A September editorial from Nature claims that “Over the years, the United States has benefited enormously from its ability to attract the most creative scientific minds from around the globe. Increasingly, however, scientists, postdocs and students are turning elsewhere, frustrated by the barriers to gaining entry that sprang up in the wake of the terrorist attacks of 11 September 2001. In its current incarnation, the US visa application process not only presents a bewildering tangle of directives, prerequisites and requirements, but has also forced some applicants to wait up to a year for their visa to be approved — often for no apparent reason.”
Duke University’s Vivek Wadhwa discussed some of this reverse immigration’s impact on economic recovery on FOX News two weeks ago. You can watch the video clip here.

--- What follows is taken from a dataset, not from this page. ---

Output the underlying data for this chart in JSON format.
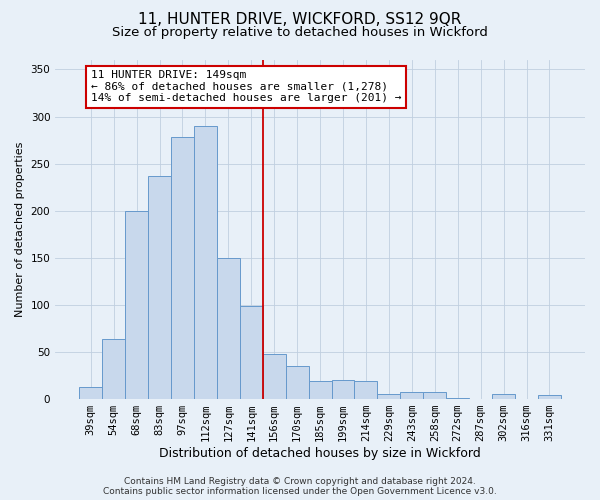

What can we do to help prevent this backslide? Clearly, the solution is not simple enough that one entity can do it alone. For those of us who issue visas–whether they be student or work visas–we can keep doing our best to attract and retain big brains in the U.S. And we can always be doing our part to help reaffirm the notion that America truly is a nation of immigrants. As JFK wrote in his aptly titled A Nation of Immigrants, “every ethnic minority, in seeking its own freedom, helped strengthen the fabric of liberty in American life. Similarly, every aspect of the American economy has profited from the contributions of immigrants.” If we allow this knowledge to permeate our behavior towards immigrants and immigration policy, we will by default be part of the solution.